Начиная с этой осени, на третьем году его университетской жизни, дух Касталии, - дотоле столь упругий и подъёмный, - стал быстро улетучиваться из его груди. Ушли в прошлое те счастливые, самозабвенные минуты, когда Илья, возвращаясь с лекций в свой, снимаемый от хозяев угол, испытывал такое чувство лёгкости, силы и полноты бытия, что переставал ощущать нижнюю половину своего тела: оставались только голова, плечи и грудь, которые ни на что не опирались и не нуждались в опоре. Трансформированное таким образом самоощущение не связывало более Илью с землёй, и Илья летел над нею на высоте своей исполненной ликования груди, и ощущал, что летит, и радовался полёту.
Теперь и помину не было о полёте. Тот ветер, что носил его во сне над пустыней, был ветром кармы, но Илья не знал этого и не понял предупреждения. Его будто прижало к земле. Несмотря на свой высокий рост, Илья ощущал себя низеньким, кургузым, но не коренастым, а просто придавленным, хотя, объективно глядя, он оставался таким же стройным, каким и был.
Самое худое было, впрочем, то, что его перестали волновать и воодушевлять дискуссии на предмет атомных свойств и неэвклидовых пространств. Ему не хотелось уже, как раньше, бродить допоздна по городу с приятелями сокурсниками, без конца обсуждая различные физические казусы и математические головоломки, проделывая простые стробоскопические опыты со светом уличных фонарей. Он отделился внутренне и внешне от Паши Тимченко, недавнего своего искреннего, и не заговаривал с ним более о том, чтобы перевестись в Казанский университет к профессору Петрову и заниматься там теорией гравитации.
Померкла и радужная мечта о Триесте, как о земле обетованной, где он надеялся в будущем жить и работать в международном Центре Теоретической Физики.

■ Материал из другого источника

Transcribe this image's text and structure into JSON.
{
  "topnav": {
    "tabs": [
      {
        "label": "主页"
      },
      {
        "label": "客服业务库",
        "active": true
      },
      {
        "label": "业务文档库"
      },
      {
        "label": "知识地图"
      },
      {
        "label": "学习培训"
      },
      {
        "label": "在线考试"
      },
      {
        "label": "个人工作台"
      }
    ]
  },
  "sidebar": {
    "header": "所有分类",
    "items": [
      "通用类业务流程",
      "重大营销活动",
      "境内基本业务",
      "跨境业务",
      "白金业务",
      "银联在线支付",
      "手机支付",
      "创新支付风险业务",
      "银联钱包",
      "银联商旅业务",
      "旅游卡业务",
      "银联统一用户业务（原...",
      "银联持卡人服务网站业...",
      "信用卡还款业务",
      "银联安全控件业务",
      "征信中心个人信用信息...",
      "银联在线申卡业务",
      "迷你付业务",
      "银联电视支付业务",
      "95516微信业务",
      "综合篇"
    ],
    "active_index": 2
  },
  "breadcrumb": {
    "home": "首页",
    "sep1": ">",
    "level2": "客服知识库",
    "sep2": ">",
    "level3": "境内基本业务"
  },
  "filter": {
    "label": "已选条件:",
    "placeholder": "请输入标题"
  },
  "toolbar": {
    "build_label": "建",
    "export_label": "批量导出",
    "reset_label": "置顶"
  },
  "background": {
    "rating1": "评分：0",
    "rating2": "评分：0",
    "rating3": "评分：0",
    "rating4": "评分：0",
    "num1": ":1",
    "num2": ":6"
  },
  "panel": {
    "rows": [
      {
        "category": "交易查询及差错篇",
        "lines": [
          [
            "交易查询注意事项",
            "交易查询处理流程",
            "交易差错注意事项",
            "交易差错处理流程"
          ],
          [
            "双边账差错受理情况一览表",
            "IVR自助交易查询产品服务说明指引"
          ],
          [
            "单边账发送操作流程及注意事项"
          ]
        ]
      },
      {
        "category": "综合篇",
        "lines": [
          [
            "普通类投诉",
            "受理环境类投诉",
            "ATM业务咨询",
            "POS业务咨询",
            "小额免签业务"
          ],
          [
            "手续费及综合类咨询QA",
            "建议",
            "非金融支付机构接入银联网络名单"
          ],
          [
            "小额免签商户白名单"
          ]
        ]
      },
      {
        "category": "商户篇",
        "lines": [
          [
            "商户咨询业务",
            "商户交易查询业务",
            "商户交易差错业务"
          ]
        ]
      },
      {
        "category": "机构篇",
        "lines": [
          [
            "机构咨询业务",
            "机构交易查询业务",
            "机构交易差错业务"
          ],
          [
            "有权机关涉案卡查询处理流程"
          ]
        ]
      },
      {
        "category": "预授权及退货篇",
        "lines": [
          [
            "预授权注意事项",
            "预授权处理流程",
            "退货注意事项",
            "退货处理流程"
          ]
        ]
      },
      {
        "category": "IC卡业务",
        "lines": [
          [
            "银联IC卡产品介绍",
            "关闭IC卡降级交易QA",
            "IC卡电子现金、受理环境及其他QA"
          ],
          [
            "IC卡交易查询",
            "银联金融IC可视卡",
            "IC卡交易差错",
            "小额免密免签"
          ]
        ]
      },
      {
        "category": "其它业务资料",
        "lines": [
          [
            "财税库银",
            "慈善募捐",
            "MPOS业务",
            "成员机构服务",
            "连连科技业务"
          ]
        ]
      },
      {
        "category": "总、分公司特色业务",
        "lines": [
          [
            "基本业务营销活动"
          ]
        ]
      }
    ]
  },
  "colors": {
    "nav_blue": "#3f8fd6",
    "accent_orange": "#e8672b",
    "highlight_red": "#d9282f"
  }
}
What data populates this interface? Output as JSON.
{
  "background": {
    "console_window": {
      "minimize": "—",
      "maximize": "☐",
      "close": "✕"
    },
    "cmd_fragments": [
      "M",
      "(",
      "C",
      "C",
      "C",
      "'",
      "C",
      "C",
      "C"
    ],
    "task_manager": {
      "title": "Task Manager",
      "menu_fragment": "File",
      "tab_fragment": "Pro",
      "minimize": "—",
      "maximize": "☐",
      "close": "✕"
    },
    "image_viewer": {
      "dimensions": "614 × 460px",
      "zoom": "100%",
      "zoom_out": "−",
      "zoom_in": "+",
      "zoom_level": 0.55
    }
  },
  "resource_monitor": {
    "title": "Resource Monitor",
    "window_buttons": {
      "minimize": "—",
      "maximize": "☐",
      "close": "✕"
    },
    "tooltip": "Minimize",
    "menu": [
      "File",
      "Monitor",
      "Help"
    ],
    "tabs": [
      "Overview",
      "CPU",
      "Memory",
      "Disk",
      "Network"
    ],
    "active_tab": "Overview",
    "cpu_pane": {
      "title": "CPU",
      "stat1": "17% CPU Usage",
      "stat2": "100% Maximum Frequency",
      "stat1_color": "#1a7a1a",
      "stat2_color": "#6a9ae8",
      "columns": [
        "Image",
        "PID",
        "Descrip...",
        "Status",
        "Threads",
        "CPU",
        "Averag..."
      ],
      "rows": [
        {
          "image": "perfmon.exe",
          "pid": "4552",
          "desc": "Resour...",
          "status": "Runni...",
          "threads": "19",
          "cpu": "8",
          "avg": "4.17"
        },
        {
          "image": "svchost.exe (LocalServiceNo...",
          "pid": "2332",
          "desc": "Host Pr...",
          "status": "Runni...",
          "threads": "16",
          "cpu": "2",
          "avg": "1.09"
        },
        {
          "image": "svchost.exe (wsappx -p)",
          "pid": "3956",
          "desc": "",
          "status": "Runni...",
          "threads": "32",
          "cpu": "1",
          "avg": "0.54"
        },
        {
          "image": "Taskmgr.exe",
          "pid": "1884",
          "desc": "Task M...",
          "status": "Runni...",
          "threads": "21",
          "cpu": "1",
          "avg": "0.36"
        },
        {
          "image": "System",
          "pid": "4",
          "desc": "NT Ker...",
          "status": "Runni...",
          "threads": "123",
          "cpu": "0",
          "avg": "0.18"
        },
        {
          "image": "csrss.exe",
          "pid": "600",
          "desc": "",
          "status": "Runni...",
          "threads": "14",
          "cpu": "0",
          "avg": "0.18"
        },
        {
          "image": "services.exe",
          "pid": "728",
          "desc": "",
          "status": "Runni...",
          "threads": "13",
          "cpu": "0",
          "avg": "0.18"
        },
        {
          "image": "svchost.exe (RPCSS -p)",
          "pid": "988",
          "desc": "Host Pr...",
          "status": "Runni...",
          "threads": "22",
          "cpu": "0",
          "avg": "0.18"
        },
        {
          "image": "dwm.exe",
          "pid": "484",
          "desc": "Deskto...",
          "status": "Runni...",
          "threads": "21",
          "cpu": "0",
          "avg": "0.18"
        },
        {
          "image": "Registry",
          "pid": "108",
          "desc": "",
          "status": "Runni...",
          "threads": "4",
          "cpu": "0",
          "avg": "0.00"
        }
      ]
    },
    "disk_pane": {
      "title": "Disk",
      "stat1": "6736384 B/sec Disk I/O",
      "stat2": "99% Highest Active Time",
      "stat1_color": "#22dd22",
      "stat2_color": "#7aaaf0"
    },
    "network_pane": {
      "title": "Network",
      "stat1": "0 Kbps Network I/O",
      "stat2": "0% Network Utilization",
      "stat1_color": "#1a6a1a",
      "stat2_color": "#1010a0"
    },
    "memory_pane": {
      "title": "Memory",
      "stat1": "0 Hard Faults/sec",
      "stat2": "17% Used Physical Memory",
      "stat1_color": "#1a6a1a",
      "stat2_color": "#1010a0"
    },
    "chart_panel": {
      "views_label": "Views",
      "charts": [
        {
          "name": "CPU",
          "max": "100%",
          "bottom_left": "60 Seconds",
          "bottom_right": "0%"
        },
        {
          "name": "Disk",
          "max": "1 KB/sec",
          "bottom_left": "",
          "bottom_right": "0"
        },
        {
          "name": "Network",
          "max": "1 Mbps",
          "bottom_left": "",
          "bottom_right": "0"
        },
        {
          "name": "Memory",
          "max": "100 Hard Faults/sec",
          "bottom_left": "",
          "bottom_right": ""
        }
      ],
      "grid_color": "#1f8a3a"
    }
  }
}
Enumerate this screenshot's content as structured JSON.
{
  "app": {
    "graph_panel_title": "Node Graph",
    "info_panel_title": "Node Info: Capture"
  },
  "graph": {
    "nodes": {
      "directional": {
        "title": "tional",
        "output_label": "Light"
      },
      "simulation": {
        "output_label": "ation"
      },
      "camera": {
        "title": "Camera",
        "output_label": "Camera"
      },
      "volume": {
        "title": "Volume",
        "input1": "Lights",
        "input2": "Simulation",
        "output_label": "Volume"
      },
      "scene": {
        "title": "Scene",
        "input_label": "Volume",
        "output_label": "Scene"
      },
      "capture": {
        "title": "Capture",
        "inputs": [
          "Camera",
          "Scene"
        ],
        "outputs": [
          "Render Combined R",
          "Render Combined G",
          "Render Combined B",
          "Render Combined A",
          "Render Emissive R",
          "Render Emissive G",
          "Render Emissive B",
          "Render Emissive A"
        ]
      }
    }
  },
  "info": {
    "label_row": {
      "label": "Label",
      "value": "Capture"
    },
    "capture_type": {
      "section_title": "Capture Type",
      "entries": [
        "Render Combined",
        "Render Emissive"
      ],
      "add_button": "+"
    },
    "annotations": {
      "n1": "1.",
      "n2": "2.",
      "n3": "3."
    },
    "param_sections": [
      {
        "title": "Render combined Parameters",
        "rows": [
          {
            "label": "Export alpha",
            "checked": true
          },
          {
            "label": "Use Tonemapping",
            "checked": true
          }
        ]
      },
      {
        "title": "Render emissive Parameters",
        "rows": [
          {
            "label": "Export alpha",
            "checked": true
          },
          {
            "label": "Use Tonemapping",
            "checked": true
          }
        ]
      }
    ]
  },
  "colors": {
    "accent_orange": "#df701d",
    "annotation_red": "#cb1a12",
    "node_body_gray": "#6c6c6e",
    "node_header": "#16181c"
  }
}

Словом, Илью покинуло гениальное вдохновение, а вместе с этой покинутостью зашаталась и неколебимая прежде вера в своё потенциальное величие. Теперь он не мог бы уже, как год назад, во время сессии, отложить в сторону экзамены ради того, чтобы немедленно разработать мелькнувшую в голове идею, и при этом вполне по детски, наивно, но искренно, успокаиваться тем, что теперь ему собственно и не нужно сдавать никаких экзаменов, так как идея его настолько колоссальна, что сразу же выведет его в академики. В этом пункте Илья весьма походил на гуманиста Возрождения, - настолько велика была его вера в необыкновенную творческую силу своего ума. Другие, признанные умы, казались ему уступающими по силе, хотя на деле они были просто более дисциплинированы и скованы специфичной научной проблематикой. Наука, как известно, не терпит свободного мудрствования, но Илье, который всё никак не хотел ангажироваться, как это практично сделали другие, сие было не то что невдомёк, просто не хотелось в это признаваться. Но независимо от такого нарочитого неосознания, неумолимое время приспело, и нужно было либо становиться учёным, - то есть перестать быть свободным умом, - либо проститься с научной карьерой. И этот выбор был сделан Ильей, хотя и не обдуманно, а как-то самотёком. А раз так, то и не нужно стало обманываться и верить в свою гениальность. Илья вдруг нашёл, что он неспособен к физике. Он не знал, как это произошло. Одно можно сказать точно: это случилось помимо физики. Романтического физика эпохи Галилея в нём убила не сухая наука. Его просто сглазили. С какого-то времени, Илья, не давая в том отчёта, начал смотреть на себя чужими очами. То не был тревожный взгляд его научного руководителя, ожидавшего от него практических результатов, которых всё не было; нет, это были другие глаза. Илья постарался забыть их, вытеснить из сознания, и поэтому ему не приходило в голову связывать своё нынешнее, обесцененное (в смысле Ницшеанского нигилизма) состояние с их проницательным, горестным и негодующим выражением.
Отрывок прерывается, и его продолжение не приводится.